クロフスキーは、クスクス笑って、ちょっと残念そうに首を振った。
「おっさん、誰か来てるって聞いたからよ、お前のことマジで久しぶりだなって思ってさ。だから、遊びに来ただけ。俺が何したいか、分かってんだろ、おっさん」口元が歪んで、ニヤリと笑った。ファンさんは、嫌そうな顔をした。

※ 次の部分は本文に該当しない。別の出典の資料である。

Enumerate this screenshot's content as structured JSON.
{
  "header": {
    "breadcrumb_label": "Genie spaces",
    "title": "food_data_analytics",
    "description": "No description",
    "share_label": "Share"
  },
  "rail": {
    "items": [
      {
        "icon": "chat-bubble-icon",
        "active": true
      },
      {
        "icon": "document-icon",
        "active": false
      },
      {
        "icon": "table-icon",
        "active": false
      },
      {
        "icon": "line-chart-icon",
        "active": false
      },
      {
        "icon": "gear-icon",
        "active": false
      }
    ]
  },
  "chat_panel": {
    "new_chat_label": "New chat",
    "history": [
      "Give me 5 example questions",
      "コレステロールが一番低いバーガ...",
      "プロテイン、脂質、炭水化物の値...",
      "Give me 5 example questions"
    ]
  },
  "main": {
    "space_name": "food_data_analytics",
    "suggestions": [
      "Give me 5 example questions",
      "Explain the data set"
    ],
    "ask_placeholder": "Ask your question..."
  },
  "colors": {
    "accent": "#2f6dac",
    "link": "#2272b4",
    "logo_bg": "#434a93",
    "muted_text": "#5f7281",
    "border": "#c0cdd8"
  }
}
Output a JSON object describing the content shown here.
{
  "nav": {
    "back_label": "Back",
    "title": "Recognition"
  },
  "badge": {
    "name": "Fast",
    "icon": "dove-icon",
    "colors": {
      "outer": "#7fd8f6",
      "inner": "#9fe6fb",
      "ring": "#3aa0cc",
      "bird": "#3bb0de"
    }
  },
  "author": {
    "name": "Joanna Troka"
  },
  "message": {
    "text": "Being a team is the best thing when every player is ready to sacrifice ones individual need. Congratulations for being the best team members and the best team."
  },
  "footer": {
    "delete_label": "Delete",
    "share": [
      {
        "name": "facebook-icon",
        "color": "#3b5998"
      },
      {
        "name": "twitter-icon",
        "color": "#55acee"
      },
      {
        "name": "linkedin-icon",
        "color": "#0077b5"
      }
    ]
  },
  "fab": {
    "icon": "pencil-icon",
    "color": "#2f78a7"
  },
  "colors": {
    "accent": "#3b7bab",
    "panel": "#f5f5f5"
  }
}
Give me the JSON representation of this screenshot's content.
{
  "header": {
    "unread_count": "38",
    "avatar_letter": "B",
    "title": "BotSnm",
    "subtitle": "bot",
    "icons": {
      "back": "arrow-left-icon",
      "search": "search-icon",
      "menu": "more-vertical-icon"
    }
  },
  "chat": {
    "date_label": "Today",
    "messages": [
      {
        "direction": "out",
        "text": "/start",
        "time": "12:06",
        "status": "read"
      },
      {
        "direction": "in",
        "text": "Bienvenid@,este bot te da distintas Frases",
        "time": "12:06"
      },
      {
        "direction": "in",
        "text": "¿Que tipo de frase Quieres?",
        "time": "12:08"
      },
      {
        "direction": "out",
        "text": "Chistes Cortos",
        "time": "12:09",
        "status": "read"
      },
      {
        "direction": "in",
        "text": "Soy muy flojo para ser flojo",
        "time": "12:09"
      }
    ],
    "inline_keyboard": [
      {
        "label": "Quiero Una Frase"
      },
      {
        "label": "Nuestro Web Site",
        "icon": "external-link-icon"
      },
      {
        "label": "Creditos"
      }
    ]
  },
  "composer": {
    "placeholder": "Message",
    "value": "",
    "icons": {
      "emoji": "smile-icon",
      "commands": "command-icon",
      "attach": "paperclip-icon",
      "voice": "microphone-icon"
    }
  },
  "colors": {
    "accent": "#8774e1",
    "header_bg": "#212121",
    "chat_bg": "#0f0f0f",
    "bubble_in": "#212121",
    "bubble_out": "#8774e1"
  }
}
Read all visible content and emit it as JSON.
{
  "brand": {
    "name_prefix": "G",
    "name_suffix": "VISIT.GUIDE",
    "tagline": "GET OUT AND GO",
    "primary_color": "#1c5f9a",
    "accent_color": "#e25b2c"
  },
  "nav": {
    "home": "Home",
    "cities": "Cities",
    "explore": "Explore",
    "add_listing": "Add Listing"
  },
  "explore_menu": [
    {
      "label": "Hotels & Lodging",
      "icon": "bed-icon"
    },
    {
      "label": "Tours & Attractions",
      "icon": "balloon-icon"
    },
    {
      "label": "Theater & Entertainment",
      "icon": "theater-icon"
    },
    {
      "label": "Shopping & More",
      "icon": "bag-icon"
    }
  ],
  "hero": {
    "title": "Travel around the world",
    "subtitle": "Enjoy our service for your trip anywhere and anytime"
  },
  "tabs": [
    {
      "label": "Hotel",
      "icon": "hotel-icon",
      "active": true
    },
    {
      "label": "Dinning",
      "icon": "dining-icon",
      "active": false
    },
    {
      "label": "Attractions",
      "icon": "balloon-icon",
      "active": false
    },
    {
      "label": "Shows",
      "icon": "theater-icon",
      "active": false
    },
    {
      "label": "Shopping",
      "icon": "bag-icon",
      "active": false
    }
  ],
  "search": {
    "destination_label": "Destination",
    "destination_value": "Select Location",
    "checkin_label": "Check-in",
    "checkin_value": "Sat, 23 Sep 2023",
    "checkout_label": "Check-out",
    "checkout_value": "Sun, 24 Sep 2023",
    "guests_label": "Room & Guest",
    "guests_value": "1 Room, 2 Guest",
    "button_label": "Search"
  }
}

「そういうのは、無理だ」ファンさんは、バッサリと言い捨てた。あたしは、握りこぶしを作ったり開いたりして、お腹の奥から湧き上がってくる気持ち悪さを抑えようとした。不安って言葉じゃ、全然足りないくらい。
またしても、クロフスキーがあたしの不安な空気を察知して、あたしに視線を向けた。
「教えてくれよ、お嬢さん。なんで、そんなに見覚えがあるんだ?」ファンさんの最後の警告がコテージに響き渡って、クロフスキーに口を閉じるように怒鳴った。
「なんだ?ビビってんのか?」挑戦的な口調に、カチンときた。何様なんだよ、マジで。